Wanda Nowicka kontra Janusz Palikot

Czy nikt w tym kraju nie rozumie o co Januszowi Palikotowi chodzi? Gdzie do cholery podziała się inteligencja, gdzie są elity intelektualne, które powinny stanowić mur zaporowy przeciw już nie tylko hipokryzji ale zwykłej obrzydliwej obłudzie? Janusz Palikot odwołaniem Wandy Nowickiej, która jak widać "weszła między wrony i już kracze jak i one" chciał pokazać, że osoba z Jego ugrupowania powinna być wolna od słabości przyjmowania nienależnych jej w sytuacji kryzysu pieniędzy, nawet jeśli zapis o ich otrzymaniu w formie nagrody znajduje się w jakimś tam regulaminie, ustalonym przez wszystkich znajomych i przyjaciół Królika, między innymi z czasów Pana Oleksego, który jak widać tego nie potępia! Pracowałam w budżetówce przez 38 lat i wiem jak dzielone są nagrody i wiem, jako emerytka od ubiegłego roku, że od 5 lat nie było u nas podwyżek.
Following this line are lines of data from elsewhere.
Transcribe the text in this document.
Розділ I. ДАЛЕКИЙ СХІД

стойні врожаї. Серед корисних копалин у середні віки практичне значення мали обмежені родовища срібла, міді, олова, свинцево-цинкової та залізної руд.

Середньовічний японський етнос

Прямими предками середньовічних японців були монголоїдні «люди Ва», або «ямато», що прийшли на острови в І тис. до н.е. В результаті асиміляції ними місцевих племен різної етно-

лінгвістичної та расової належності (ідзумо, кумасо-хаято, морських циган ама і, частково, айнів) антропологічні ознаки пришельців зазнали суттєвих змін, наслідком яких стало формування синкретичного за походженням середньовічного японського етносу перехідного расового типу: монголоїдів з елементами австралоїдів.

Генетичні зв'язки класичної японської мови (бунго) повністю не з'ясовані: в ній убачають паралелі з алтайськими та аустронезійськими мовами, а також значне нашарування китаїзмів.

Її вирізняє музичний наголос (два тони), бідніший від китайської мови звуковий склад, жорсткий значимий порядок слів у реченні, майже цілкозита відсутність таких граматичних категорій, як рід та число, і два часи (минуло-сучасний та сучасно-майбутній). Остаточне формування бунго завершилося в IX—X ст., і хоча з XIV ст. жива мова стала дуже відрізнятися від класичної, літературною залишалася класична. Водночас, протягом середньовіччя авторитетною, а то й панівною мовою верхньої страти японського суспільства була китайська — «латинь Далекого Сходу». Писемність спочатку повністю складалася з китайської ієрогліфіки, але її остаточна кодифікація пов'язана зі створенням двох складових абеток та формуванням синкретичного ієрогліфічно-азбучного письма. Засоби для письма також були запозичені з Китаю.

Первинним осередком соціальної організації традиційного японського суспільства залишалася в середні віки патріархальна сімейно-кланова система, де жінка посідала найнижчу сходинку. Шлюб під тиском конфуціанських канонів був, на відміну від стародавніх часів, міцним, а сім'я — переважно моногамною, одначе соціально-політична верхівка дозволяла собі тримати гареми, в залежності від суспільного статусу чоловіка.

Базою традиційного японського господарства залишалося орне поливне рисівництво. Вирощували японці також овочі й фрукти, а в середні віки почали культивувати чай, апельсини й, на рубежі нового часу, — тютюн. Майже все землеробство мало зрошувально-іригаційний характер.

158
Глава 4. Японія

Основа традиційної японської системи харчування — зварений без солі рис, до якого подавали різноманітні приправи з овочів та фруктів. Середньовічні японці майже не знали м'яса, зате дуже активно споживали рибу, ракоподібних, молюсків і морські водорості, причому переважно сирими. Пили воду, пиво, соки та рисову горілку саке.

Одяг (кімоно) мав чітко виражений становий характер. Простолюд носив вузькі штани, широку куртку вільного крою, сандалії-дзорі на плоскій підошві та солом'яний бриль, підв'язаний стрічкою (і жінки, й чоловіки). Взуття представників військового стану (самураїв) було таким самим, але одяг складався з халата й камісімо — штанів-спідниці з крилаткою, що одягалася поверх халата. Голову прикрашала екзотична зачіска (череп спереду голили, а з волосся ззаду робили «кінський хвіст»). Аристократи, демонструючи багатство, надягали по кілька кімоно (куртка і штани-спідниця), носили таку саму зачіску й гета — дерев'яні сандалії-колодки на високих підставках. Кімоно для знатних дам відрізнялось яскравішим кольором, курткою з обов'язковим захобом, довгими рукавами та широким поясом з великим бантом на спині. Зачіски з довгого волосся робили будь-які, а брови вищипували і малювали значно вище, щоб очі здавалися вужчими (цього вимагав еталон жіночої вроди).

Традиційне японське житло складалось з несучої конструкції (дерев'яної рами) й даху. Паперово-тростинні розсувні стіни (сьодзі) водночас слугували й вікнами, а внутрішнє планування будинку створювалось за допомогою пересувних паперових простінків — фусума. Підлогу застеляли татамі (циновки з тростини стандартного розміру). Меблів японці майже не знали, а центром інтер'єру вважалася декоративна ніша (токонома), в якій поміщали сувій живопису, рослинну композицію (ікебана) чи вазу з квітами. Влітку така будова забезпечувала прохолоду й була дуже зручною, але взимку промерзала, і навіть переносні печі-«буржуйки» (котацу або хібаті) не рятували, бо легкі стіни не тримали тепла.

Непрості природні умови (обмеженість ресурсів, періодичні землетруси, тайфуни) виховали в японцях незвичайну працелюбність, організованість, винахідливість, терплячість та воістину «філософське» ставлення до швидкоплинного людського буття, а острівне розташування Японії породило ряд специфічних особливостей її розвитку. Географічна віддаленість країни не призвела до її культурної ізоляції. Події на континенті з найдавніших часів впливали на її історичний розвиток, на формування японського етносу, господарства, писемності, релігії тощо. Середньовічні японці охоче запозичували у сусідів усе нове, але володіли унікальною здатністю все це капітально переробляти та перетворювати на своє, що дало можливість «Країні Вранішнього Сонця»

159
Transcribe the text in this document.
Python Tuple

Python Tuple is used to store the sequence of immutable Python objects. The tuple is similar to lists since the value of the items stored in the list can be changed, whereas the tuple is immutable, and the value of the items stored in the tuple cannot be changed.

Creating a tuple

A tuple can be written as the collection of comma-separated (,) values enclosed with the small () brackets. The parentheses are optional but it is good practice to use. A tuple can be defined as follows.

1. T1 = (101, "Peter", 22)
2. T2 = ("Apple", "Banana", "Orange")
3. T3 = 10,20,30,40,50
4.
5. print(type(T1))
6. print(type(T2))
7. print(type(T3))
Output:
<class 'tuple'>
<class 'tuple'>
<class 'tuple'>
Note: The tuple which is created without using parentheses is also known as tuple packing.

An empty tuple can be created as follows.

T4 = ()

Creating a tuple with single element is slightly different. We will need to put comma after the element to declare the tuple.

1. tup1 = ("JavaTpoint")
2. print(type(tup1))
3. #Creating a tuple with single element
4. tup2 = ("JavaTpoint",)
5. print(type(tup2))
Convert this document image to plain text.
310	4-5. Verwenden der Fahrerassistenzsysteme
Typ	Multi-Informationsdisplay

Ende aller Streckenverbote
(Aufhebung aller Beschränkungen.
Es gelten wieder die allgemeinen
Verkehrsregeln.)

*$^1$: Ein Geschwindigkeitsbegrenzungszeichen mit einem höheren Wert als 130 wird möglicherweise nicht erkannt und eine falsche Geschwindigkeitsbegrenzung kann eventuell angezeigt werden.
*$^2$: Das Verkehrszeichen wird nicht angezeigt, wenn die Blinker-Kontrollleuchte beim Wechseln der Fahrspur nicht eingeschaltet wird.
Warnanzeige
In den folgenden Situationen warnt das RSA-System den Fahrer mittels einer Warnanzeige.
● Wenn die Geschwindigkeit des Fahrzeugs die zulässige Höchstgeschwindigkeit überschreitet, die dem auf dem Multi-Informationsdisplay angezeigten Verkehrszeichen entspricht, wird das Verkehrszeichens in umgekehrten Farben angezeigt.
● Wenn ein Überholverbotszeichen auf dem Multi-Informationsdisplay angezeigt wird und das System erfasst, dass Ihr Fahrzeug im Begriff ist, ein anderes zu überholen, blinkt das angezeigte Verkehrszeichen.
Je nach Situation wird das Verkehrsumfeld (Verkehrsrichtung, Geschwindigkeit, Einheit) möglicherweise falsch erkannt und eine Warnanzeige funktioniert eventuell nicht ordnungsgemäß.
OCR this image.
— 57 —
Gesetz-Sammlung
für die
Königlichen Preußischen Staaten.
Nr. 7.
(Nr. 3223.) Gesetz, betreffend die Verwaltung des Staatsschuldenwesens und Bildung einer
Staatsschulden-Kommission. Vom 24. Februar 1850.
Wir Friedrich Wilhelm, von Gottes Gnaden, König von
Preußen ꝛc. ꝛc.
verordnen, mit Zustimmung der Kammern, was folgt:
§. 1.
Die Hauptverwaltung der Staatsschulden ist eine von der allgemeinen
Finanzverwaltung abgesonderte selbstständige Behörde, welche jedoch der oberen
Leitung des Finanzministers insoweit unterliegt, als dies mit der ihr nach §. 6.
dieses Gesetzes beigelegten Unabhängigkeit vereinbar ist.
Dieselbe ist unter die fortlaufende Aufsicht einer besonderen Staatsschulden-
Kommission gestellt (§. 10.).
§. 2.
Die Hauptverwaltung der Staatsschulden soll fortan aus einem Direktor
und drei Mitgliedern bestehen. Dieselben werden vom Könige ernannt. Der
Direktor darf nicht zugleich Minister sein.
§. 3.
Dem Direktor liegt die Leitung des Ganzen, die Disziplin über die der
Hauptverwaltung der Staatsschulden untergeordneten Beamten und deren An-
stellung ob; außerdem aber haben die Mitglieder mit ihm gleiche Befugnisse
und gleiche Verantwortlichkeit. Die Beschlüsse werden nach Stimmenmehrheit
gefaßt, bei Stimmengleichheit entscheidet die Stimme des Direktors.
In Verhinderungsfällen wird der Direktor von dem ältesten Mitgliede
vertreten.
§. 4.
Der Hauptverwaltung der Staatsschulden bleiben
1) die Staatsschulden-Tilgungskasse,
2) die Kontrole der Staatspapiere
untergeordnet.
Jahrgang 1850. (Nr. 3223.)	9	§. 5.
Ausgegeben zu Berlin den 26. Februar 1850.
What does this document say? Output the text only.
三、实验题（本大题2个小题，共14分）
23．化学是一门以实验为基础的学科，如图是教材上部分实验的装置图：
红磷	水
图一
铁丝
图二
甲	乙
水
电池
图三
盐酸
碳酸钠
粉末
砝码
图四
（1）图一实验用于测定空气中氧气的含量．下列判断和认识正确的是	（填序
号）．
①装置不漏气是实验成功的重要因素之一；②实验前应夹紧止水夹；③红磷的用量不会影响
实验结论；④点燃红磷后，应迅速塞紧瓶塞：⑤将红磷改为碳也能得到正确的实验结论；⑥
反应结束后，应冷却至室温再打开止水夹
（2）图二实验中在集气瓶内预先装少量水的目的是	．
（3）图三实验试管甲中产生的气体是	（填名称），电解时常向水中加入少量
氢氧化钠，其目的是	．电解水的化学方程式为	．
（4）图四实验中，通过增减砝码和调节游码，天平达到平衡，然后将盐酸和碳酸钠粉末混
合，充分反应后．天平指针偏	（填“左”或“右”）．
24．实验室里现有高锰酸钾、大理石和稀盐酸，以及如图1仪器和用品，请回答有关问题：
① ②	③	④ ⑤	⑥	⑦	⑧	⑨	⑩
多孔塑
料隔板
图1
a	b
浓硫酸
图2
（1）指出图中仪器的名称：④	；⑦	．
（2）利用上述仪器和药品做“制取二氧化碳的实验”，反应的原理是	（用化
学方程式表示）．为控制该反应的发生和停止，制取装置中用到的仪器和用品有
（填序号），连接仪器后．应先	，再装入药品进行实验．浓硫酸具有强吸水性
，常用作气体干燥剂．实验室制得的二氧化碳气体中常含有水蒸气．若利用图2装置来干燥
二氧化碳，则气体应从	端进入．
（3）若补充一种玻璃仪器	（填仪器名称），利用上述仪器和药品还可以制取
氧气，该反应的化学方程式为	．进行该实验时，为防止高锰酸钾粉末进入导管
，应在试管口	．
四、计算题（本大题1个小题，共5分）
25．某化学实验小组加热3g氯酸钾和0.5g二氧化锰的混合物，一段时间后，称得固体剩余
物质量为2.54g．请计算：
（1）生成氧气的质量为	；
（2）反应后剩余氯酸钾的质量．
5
Reprezentuję wyjątkowo spychany na margines zawód bibliotekarza, dla którego zawsze brakowało na podwyżki, a w sytuacji kryzysu mogli ewentualnie zostać uwzględnieni różni malowani profesorowie, do których m. in. Pan Oleksy się zalicza! Pan Janusz Palikot uznał, że Wanda Nowicka powinna była na fakt rozdawania nagród zareagować, bo to właśnie jest jednym z punktów programu tego Ruchu, w związku z czym Jemu chodziło o tzw. ZASADY, o których dziś NIKT nie pamięta, mimo, że każdy z każdej partii klnie się na Dekalog, czy to z lewej czy z prawej strony sceny politycznej! Sama Wanda Nowicka "uduchowiona" głosowaniem już zapomniała do czego się sama zobowiązała, bo nie od dziś wiadomo, że "waaadza" tworzy podwójną moralność, tą w słownych deklaracjach i tą faktyczną, że owa "waaadza" po prostu deprawuje! Tej pani już dziękujemy! Do tanga owszem trzeba dwojga, ale lojalnych i uczciwych partnerów, nie zmieniających swoich poglądów w zależności od miejsca na listach wyborczych. Jestem kobietą i nie życzę sobie takiej reprezentacji. Wolę Janusza Palikota.